Friday 18 November 2011

Dtrace and the NMI Interrupt

Nigel has helped greatly in moving us forward on Dtrace. The latest
release works well inside a VM, but alas, might not work on real hardware.

I ran some tests on Ubuntu 11.04 on real hardware and dtrace was
rock solid (well, it survived 500m+ probes and running the test
suite twice over).

But, if the real hardware is generating NMI interrupts then we are toast.
Ubuntu doesnt do this by default. Maybe Fedora does, or its a function
of the hardware and cpu.

What I found is that if I loaded the oprofile package (which uses NMI
interrupts to feed the profiler), then the host will reboot if dtrace
is loaded or if its invoked.

The reason is more than likely that within the NMI handler of the kernel,
if we place a dtrace probe, then we will trigger a breakpoint trap
from inside the NMI handler. I dont believe this is valid or meaningful
(nothing should interrupt an NMI - it should only be used for small
lightweight and contextless operations, such as watchdogs).

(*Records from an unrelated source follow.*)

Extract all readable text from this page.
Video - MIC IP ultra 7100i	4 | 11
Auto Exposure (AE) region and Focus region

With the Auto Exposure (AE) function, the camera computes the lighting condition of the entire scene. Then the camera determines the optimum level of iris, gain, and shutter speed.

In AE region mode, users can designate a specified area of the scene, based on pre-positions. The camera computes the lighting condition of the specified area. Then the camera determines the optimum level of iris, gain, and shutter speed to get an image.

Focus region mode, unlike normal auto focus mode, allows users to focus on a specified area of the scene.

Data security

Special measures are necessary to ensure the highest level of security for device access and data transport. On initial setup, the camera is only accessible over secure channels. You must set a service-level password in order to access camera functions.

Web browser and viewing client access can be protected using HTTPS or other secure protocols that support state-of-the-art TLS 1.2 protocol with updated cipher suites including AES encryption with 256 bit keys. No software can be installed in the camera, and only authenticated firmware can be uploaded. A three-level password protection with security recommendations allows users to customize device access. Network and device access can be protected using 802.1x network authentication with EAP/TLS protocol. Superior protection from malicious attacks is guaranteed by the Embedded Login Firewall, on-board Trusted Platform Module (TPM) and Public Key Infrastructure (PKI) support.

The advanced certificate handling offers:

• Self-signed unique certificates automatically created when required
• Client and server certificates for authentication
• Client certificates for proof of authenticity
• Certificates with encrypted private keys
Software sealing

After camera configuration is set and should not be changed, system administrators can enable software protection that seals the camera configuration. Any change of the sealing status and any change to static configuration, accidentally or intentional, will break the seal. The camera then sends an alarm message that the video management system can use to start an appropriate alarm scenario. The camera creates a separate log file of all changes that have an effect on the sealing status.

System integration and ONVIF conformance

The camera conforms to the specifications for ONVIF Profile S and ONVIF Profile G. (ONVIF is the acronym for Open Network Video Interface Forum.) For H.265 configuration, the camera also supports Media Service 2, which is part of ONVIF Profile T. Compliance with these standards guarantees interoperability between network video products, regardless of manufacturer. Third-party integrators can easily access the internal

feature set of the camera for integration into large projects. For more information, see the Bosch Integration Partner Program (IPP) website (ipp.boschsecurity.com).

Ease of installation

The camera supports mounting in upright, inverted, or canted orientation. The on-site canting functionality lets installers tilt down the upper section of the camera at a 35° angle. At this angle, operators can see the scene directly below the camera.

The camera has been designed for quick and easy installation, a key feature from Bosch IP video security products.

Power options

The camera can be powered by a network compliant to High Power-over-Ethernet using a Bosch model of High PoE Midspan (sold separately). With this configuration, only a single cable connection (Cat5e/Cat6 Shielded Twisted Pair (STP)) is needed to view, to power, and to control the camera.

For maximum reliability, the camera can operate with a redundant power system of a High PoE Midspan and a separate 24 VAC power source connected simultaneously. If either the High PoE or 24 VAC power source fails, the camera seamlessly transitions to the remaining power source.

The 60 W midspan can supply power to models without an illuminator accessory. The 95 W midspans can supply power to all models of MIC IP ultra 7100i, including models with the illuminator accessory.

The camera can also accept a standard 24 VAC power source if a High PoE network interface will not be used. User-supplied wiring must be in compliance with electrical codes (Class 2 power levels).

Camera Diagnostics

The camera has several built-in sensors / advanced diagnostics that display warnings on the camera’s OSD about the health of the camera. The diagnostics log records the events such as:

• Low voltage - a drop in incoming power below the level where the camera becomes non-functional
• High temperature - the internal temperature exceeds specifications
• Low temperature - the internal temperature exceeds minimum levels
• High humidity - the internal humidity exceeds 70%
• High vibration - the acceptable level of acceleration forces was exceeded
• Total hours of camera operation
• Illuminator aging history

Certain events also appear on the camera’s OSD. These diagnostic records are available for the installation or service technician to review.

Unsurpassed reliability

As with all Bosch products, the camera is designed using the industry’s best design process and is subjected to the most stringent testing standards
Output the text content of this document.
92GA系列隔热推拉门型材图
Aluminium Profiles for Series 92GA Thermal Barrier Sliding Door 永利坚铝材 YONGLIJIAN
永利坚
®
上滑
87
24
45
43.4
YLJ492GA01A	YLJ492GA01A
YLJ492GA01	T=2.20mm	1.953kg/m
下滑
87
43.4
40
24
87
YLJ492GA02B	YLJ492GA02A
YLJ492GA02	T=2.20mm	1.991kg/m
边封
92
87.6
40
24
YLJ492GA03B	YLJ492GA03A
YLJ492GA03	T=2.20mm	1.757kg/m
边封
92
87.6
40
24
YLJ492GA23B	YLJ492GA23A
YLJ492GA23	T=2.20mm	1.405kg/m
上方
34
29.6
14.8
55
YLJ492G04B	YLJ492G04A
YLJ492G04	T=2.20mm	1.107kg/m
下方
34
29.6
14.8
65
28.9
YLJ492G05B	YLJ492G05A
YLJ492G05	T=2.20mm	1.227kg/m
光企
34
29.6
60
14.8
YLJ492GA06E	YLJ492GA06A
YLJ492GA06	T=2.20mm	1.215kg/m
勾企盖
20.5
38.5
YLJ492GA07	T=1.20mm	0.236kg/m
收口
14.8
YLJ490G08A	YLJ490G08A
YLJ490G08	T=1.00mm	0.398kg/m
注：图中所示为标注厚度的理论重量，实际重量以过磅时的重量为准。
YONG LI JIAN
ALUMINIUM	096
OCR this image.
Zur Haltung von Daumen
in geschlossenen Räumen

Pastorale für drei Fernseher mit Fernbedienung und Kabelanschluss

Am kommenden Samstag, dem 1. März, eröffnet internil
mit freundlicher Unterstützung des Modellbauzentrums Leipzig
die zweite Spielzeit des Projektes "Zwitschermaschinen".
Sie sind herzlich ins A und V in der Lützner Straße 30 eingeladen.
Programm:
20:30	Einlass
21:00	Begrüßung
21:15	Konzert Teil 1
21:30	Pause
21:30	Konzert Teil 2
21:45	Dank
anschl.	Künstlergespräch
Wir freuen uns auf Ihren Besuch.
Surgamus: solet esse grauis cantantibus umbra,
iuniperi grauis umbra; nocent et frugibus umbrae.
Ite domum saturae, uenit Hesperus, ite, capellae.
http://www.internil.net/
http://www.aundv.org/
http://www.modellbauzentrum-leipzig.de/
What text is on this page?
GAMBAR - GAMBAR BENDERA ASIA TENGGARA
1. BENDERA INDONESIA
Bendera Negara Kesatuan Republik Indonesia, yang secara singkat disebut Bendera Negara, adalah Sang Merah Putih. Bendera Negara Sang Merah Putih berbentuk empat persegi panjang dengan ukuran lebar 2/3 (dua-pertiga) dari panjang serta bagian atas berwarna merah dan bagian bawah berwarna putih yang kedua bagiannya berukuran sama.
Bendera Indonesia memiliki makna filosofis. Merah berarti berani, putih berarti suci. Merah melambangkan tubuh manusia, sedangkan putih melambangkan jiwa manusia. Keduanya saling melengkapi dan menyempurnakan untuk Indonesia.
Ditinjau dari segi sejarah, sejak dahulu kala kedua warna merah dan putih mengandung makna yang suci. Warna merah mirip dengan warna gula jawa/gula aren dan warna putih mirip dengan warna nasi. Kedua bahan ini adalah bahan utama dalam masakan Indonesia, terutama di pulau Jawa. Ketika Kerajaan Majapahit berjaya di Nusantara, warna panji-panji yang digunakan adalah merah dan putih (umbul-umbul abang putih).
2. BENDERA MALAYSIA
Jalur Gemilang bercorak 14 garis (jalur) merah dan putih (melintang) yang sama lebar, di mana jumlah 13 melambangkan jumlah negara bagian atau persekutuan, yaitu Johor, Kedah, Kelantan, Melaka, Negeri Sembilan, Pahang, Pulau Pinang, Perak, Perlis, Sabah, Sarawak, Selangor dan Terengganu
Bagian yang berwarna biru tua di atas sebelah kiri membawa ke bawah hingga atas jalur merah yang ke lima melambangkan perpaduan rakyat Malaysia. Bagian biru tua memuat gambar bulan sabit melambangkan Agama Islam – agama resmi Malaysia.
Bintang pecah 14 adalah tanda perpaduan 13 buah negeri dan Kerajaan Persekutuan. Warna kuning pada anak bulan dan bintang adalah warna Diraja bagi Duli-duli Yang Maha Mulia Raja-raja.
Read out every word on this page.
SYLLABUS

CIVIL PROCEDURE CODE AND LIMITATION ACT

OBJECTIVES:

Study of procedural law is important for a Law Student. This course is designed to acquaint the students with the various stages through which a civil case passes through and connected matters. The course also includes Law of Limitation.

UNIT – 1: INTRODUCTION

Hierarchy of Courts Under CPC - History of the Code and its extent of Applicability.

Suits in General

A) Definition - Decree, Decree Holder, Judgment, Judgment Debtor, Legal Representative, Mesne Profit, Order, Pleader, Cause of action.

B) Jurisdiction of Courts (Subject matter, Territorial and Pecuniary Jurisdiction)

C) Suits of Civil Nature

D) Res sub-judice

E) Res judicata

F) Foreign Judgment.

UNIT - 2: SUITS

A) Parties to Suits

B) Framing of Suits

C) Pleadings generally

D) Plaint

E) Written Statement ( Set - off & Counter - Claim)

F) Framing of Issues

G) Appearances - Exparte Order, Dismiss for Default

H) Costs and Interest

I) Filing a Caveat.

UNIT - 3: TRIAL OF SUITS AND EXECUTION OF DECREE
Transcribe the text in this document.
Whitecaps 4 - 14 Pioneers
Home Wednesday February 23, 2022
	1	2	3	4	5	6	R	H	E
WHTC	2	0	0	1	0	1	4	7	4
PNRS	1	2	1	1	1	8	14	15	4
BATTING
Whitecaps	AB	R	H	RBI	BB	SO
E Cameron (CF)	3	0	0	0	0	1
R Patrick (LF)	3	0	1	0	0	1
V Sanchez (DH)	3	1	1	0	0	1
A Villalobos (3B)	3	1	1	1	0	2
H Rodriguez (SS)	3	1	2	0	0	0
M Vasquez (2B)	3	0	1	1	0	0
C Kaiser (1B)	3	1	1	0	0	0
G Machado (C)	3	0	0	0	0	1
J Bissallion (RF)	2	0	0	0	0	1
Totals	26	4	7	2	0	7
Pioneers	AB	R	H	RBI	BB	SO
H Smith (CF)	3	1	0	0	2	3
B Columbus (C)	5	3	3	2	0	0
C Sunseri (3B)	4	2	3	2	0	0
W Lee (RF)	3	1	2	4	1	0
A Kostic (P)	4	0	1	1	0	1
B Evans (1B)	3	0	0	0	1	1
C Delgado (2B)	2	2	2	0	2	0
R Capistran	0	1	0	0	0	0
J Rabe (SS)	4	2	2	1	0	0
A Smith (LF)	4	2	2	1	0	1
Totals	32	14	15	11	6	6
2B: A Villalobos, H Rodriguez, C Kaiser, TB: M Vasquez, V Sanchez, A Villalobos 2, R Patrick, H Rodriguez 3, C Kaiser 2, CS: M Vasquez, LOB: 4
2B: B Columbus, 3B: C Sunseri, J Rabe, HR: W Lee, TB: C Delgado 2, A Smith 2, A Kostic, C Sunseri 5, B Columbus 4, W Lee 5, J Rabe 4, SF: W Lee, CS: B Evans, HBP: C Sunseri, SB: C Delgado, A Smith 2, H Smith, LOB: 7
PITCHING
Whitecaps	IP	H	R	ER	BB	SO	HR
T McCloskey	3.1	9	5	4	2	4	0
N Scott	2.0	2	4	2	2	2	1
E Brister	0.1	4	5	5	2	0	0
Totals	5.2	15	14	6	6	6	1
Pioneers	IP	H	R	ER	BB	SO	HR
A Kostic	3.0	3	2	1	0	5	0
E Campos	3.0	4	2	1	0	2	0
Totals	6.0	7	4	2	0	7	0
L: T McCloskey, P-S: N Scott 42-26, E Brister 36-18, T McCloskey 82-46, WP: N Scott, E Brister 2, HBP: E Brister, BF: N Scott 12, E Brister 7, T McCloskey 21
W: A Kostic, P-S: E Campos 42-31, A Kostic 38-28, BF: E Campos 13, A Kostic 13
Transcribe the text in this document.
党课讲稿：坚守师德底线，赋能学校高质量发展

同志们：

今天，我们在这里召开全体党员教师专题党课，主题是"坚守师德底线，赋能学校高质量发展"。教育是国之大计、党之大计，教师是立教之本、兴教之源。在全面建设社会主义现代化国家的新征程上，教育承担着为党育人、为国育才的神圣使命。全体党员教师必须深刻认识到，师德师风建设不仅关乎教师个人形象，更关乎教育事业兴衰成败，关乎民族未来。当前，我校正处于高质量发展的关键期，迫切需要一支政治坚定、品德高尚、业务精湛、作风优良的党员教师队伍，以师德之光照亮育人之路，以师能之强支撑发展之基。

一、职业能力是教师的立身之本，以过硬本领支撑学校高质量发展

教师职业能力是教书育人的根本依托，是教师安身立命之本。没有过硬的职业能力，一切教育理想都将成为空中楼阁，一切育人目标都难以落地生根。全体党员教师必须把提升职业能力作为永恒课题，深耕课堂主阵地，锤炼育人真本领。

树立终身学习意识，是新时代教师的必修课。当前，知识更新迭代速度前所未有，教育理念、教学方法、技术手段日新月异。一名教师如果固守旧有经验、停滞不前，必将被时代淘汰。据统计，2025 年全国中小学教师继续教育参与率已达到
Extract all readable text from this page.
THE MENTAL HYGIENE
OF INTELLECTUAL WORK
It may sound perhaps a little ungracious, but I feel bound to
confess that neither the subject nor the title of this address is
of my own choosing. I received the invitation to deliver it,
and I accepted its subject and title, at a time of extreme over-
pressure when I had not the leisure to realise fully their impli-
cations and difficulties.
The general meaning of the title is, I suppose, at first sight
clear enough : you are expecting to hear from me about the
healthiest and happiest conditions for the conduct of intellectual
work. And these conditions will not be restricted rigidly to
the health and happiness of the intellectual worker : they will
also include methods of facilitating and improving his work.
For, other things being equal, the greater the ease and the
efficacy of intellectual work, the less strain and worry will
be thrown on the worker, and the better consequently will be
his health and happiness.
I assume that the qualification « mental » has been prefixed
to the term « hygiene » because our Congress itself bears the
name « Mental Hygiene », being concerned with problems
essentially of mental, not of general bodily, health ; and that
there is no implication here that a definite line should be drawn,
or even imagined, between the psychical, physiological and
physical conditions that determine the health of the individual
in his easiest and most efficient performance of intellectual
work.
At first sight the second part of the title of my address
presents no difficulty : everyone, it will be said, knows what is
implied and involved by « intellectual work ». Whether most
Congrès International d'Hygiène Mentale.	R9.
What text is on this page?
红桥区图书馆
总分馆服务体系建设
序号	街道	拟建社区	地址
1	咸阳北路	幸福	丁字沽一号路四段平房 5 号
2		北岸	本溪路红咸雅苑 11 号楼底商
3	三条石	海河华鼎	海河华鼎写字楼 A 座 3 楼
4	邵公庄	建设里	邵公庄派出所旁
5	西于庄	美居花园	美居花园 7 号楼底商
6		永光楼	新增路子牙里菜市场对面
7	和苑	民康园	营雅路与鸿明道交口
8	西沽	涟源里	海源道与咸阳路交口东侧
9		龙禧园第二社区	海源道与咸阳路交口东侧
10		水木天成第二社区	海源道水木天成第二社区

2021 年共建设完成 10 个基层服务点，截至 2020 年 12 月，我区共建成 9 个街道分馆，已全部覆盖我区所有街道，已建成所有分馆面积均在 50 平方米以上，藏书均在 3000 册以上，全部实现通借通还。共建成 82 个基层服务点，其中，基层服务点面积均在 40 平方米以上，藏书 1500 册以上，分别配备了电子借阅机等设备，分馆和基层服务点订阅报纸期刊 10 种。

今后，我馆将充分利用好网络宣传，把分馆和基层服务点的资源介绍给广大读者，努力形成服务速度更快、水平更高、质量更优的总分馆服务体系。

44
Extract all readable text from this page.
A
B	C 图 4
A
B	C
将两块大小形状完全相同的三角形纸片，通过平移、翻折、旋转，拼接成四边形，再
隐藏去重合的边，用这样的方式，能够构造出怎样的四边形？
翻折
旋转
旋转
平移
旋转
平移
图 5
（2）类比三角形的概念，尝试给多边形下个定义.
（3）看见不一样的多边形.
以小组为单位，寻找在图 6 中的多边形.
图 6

So, we have a problem because we dont know the call graph of an NMI
interrupt, so we dont know what is safe to probe (even if we did know,
chances are high that common/useful probably routines would have to be
excluded).

I will experiment with turning off the NMI whilst dtrace is loaded.
Thats a very unfair thing to do (disabling oprofile, or other real
hardware events which need NMI), but at least we would be safe.

I am going to research what Solaris does for NMI ints. Maybe
that will educate me to the problem.